‘Tot de laatste dag geloofde
| Paasvakantie, 1994. In de Rwandese hoofdstad Kigali is de spanning te snijden. Het vredesakkoord, dat tot machtsdeling, democratisering en een meerpartijenstelsel moet leiden, staat op de helling. Er zijn bedreigingen en moordpartijen. Johan Swinnen, de Belgische ambassadeur ter plaatse, gebiedt zijn landgenoten om geen onnodige verplaatsingen te maken. Maar zijn eigen tienerkinderen, Patrick en Anne-Marie, willen in de stad gaan dineren met een Italiaanse vriend. Swinnen geeft toe. En dan krijgt hij van een collega-diplomaat het telefoontje dat alles zal veranderen: ‘Het vliegtuig van de president is neergeschoten.’

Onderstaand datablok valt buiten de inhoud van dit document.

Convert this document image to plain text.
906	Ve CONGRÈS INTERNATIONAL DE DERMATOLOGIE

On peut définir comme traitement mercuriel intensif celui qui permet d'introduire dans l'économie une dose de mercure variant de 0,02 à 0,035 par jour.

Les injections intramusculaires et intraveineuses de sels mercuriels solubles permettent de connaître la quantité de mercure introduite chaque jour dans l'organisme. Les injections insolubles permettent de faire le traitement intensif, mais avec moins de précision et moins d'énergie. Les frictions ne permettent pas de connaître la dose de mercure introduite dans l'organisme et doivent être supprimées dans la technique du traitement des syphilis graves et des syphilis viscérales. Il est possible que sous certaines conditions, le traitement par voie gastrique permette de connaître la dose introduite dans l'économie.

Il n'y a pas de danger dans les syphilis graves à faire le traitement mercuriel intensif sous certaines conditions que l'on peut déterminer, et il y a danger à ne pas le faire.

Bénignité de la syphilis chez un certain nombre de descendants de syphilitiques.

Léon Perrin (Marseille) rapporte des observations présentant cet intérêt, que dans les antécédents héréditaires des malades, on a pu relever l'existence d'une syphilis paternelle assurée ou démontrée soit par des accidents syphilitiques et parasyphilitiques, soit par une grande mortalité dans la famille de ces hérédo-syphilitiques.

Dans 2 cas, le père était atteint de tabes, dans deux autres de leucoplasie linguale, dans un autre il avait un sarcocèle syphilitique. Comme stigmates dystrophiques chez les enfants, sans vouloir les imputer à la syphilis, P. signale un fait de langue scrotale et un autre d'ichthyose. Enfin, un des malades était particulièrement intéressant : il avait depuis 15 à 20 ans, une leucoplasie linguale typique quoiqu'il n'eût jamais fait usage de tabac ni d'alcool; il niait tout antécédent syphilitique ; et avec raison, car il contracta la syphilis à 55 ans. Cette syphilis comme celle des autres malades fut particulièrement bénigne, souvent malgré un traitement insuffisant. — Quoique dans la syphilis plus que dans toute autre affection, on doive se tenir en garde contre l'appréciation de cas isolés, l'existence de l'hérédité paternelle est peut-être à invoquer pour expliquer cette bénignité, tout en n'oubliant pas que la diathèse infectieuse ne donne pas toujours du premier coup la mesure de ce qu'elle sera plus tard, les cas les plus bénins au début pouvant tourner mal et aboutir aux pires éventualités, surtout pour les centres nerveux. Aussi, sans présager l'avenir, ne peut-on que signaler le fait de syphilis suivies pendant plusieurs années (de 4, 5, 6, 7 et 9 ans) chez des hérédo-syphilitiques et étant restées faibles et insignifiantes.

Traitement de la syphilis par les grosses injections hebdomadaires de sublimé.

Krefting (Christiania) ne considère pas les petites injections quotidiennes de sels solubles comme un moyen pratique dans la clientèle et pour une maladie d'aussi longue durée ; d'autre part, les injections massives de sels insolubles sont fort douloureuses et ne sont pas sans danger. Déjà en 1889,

‘Dat president Habyarimana dood was en dat dit de gewelddadige ontsporing in gang zou zetten, wist ik toen nog niet’, vertelt Johan Swinnen. ‘ Maar ik ben als een gek naar dat restaurant gereden. De plek zat stampvol. Ik heb iedereen luid gewaarschuwd voor wat mogelijk komen zou.’
De – nog altijd onopgehelderde – moord op de Hutu-president Juvénal Habyarimana stak de lont in het kruitvat. In honderd dagen tijd zouden extremistische Hutu-milities 600.000 tot 800.000 leden van de Tutsi-minderheid, maar ook gematigde Hutu’s uitmoorden.
In zijn nieuwe boek Rwanda, mijn verhaal schetst Johan Swinnen haarscherp hoe die genocide niet uit de lucht kwam vallen, maar al vier jaar een tragische opbouw kende.
‘Rwanda zat verwikkeld in een conflict met de Tutsi-rebellen van het Rwandees Patriottisch Front (RPF), die in 1990 vanuit buurland Oeganda hun eerste inval hadden gedaan’, vertelt de oud-diplomaat. Het RPF beëindigde de genocide en Paul Kagame, de rebellenleider van toen, is nog altijd president.
In zijn memoires biedt Swinnen de waardevolle en zeer persoonlijke kijk van een insider, die namens België vier jaar lang hamerde op democratisering en mensenrechten en lobbyde voor het fragiele vredesproces. Toen dat in april 1994 uitmondde in een genocide werd Swinnen op bevel van toenmalig Buitenlandminister Willy Claes tegen zijn zin uit Kigali geëvacueerd.